PATH OF NEEDLES has a slow start, but picks up speed once the story gets going.  Kollef entwines folklore with her own original ideas seamlessly, making it hard to tell when one ends and the other begins.  There's a lot of fast-moving action and not everything is explained, but the book is the first in a trilogy and this is to be expected.  Kat learns so much about herself, and yet knows so little by the book's end, and Roger knows even less.  I'm excited to see more of his side to the story in future books.  The book is a pure fantasy adventure with little romance, at least in the first book, though there are hints of possiblities in future titles. 
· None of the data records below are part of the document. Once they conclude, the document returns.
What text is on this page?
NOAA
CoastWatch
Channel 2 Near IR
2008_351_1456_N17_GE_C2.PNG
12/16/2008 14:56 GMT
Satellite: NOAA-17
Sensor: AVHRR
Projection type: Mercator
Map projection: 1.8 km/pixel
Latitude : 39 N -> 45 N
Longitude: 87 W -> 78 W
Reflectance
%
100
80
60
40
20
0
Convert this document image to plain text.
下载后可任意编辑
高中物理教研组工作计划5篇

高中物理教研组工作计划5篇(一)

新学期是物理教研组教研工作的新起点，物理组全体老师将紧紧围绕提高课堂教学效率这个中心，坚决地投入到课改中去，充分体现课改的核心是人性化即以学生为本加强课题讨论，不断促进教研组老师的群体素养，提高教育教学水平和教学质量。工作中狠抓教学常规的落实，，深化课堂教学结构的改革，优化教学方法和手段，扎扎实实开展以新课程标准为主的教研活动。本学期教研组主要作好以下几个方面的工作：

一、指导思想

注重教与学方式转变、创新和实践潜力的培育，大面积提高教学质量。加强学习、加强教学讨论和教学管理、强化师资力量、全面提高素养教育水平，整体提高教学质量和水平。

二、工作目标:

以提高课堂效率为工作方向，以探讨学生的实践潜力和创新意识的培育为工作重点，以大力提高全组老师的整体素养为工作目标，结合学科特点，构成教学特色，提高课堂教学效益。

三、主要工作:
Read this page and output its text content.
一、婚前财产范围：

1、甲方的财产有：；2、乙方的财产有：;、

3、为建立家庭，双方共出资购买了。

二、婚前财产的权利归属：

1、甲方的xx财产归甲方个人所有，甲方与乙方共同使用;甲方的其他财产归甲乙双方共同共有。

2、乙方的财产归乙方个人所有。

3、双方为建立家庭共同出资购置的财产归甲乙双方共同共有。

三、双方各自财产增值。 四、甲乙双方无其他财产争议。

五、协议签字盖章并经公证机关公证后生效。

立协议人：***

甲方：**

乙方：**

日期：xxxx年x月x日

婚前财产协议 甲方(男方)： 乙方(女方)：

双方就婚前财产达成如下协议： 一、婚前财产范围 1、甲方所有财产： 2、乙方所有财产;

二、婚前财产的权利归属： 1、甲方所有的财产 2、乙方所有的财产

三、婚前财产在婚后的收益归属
It will be interesting to see where Kollef is going and how she'll bring more obscure fairy tales into the public eye as she continues writing.  The ebook, which launches tomorrow, will retail for $2.99, a pricepoint that is easy to stomach.  A print book is being proofed now and will be released soon.  For more information on Kollef and her series, check out her brand-new web site, which features information on the series as well as bonus features such as music, fairy tale retellings, deleted scenes, and more.
C O V E R   D E S I G N:

I like the way the cover is both fantasy and modern-day at the time.  The thorny design reminds me of various SLEEPING BEAUTY covers I've seen, and also brings memories of Alex Flinn's original fairy tale covers to mind (BEASTLY, etc.). 
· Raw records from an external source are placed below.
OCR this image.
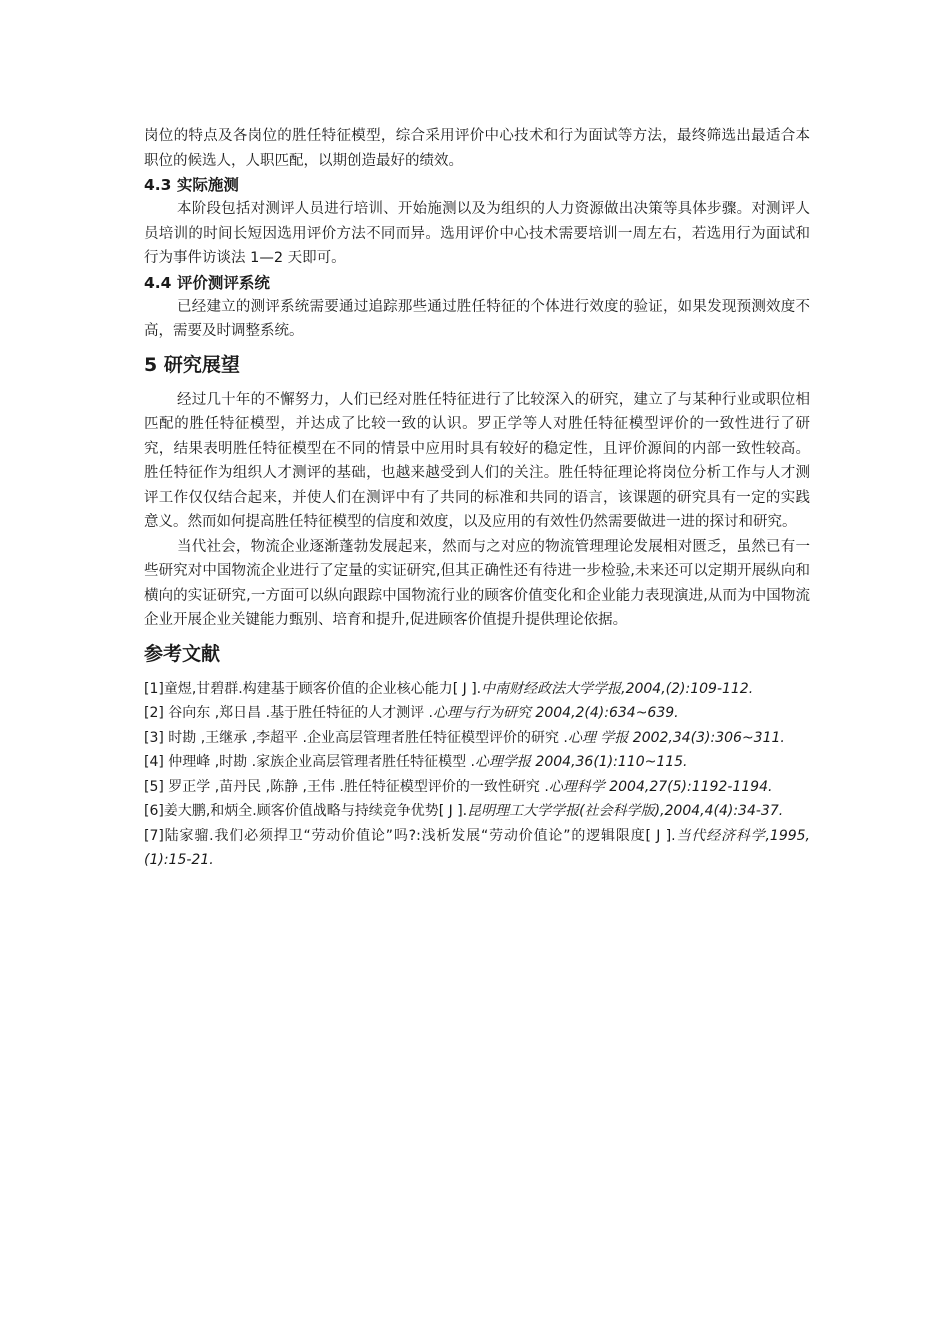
岗位的特点及各岗位的胜任特征模型，综合采用评价中心技术和行为面试等方法，最终筛选出最适合本职位的候选人，人职匹配，以期创造最好的绩效。

4.3 实际施测

本阶段包括对测评人员进行培训、开始施测以及为组织的人力资源做出决策等具体步骤。对测评人员培训的时间长短因选用评价方法不同而异。选用评价中心技术需要培训一周左右，若选用行为面试和行为事件访谈法 1—2 天即可。

4.4 评价测评系统

已经建立的测评系统需要通过追踪那些通过胜任特征的个体进行效度的验证，如果发现预测效度不高，需要及时调整系统。

5 研究展望

经过几十年的不懈努力，人们已经对胜任特征进行了比较深入的研究，建立了与某种行业或职位相匹配的胜任特征模型，并达成了比较一致的认识。罗正学等人对胜任特征模型评价的一致性进行了研究，结果表明胜任特征模型在不同的情景中应用时具有较好的稳定性，且评价源间的内部一致性较高。胜任特征作为组织人才测评的基础，也越来越受到人们的关注。胜任特征理论将岗位分析工作与人才测评工作仅仅结合起来，并使人们在测评中有了共同的标准和共同的语言，该课题的研究具有一定的实践意义。然而如何提高胜任特征模型的信度和效度，以及应用的有效性仍然需要做进一进的探讨和研究。

当代社会，物流企业逐渐蓬勃发展起来，然而与之对应的物流管理理论发展相对匮乏，虽然已有一些研究对中国物流企业进行了定量的实证研究,但其正确性还有待进一步检验,未来还可以定期开展纵向和横向的实证研究,一方面可以纵向跟踪中国物流行业的顾客价值变化和企业能力表现演进,从而为中国物流企业开展企业关键能力甄别、培育和提升,促进顾客价值提升提供理论依据。

参考文献

[1]童煜,甘碧群.构建基于顾客价值的企业核心能力[ J ].中南财经政法大学学报,2004,(2):109-112.

[2] 谷向东 ,郑日昌 .基于胜任特征的人才测评 .心理与行为研究 2004,2(4):634~639.

[3] 时勘 ,王继承 ,李超平 .企业高层管理者胜任特征模型评价的研究 .心理 学报 2002,34(3):306~311.

[4] 仲理峰 ,时勘 .家族企业高层管理者胜任特征模型 .心理学报 2004,36(1):110~115.

[5] 罗正学 ,苗丹民 ,陈静 ,王伟 .胜任特征模型评价的一致性研究 .心理科学 2004,27(5):1192-1194.

[6]姜大鹏,和炳全.顾客价值战略与持续竞争优势[ J ].昆明理工大学学报(社会科学版),2004,4(4):34-37.

[7]陆家骝.我们必须捍卫“劳动价值论”吗?:浅析发展“劳动价值论”的逻辑限度[ J ].当代经济科学,1995,(1):15-21.
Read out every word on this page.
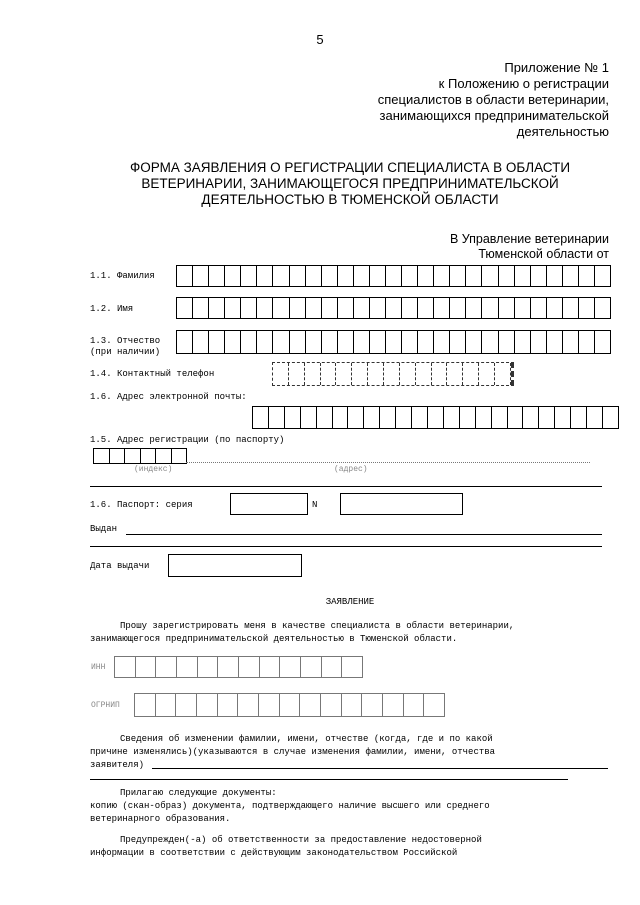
5
Приложение № 1
к Положению о регистрации
специалистов в области ветеринарии,
занимающихся предпринимательской
деятельностью
ФОРМА ЗАЯВЛЕНИЯ О РЕГИСТРАЦИИ СПЕЦИАЛИСТА В ОБЛАСТИ
ВЕТЕРИНАРИИ, ЗАНИМАЮЩЕГОСЯ ПРЕДПРИНИМАТЕЛЬСКОЙ
ДЕЯТЕЛЬНОСТЬЮ В ТЮМЕНСКОЙ ОБЛАСТИ
В Управление ветеринарии
Тюменской области от
1.1. Фамилия
1.2. Имя
1.3. Отчество
(при наличии)
1.4. Контактный телефон
1.6. Адрес электронной почты:
1.5. Адрес регистрации (по паспорту)
(индекс)	(адрес)
1.6. Паспорт: серия	N
Выдан
Дата выдачи
ЗАЯВЛЕНИЕ
Прошу зарегистрировать меня в качестве специалиста в области ветеринарии,
занимающегося предпринимательской деятельностью в Тюменской области.
ИНН
ОГРНИП
Сведения об изменении фамилии, имени, отчестве (когда, где и по какой
причине изменялись)(указываются в случае изменения фамилии, имени, отчества
заявителя)
Прилагаю следующие документы:
копию (скан-образ) документа, подтверждающего наличие высшего или среднего
ветеринарного образования.
Предупрежден(-а) об ответственности за предоставление недостоверной
информации в соответствии с действующим законодательством Российской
The fun thing about the thorns is that the story isn't named after one of the fairy tales you'd expect when seeing thorns, but an older version of Little Red Riding Hood that most people don't know exists!  I really like the way this is reflected in the cover.  The design fits in with the fairy tale covers of its genres, while still remaining unexpected.

I really enjoy seeing the city in silhouette, too, which is a more common pattern in YA now, but only with dystopians.  This series isn't dystopian, but the silhouettes bring a modern edge to this fairy tale-themed story.
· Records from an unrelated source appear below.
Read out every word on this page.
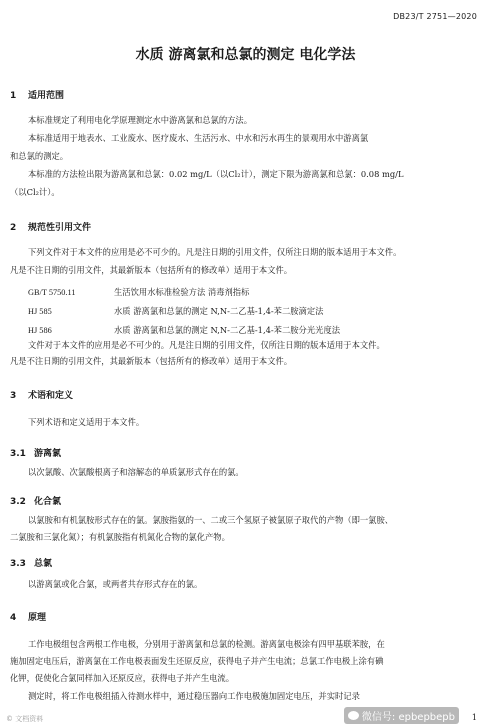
DB23/T 2751—2020
水质 游离氯和总氯的测定 电化学法
1 适用范围
本标准规定了利用电化学原理测定水中游离氯和总氯的方法。
本标准适用于地表水、工业废水、医疗废水、生活污水、中水和污水再生的景观用水中游离氯
和总氯的测定。
本标准的方法检出限为游离氯和总氯：0.02 mg/L（以Cl₂计），测定下限为游离氯和总氯：0.08 mg/L
（以Cl₂计）。
2 规范性引用文件
下列文件对于本文件的应用是必不可少的。凡是注日期的引用文件，仅所注日期的版本适用于本文件。
凡是不注日期的引用文件，其最新版本（包括所有的修改单）适用于本文件。
GB/T 5750.11	生活饮用水标准检验方法 消毒剂指标
HJ 585	水质 游离氯和总氯的测定 N,N-二乙基-1,4-苯二胺滴定法
HJ 586	水质 游离氯和总氯的测定 N,N-二乙基-1,4-苯二胺分光光度法
文件对于本文件的应用是必不可少的。凡是注日期的引用文件，仅所注日期的版本适用于本文件。
凡是不注日期的引用文件，其最新版本（包括所有的修改单）适用于本文件。
3 术语和定义
下列术语和定义适用于本文件。
3.1 游离氯
以次氯酸、次氯酸根离子和溶解态的单质氯形式存在的氯。
3.2 化合氯
以氯胺和有机氯胺形式存在的氯。氯胺指氨的一、二或三个氢原子被氯原子取代的产物（即一氯胺、
二氯胺和三氯化氮）；有机氯胺指有机氮化合物的氯化产物。
3.3 总氯
以游离氯或化合氯，或两者共存形式存在的氯。
4 原理
工作电极组包含两根工作电极，分别用于游离氯和总氯的检测。游离氯电极涂有四甲基联苯胺，在
施加固定电压后，游离氯在工作电极表面发生还原反应，获得电子并产生电流；总氯工作电极上涂有碘
化钾，促使化合氯同样加入还原反应，获得电子并产生电流。
测定时，将工作电极组插入待测水样中，通过稳压器向工作电极施加固定电压，并实时记录
© 文档资料	微信号: epbepbepb 1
Overall, very interesting design!
O F F I C I A L   I N F O:

Author: Hannah Kollef
Release Date: Out Oct. 12, 2012
Publisher: Hannah Kollef
Received: For Review

When 17-year-old Kat Finnegan is warned in a Brooklyn alleyway that her father is going to disappear, she shrugs and walks away. The next morning her father is gone--leaving behind a booby-trapped apartment and a mystery that has slept for a thousand years.

To get him back, Kat and her twin brother Roger will have to unravel the secrets behind the Rose Queen--the fairy queen who ripped apart reality and stitched it back together, transforming the Fey into the memories known as fairy tales. They will also have to come to grips with their emerging powers and discover why they are known to the magical world as "The Truth" and "The Lie."

Hunted by demons and treacherous Fey, Kat and Roger follow the Queen's trail from Manhattan to Newark. But neither the Queen nor her curse is what they expected, and more is at stake than their father's life--and theirs.

PATH OF NEEDLES is the explosive first book in the Paths series: urban fantasies littered with deadly fairy tales, tangled romance, and heartbreaking betrayals.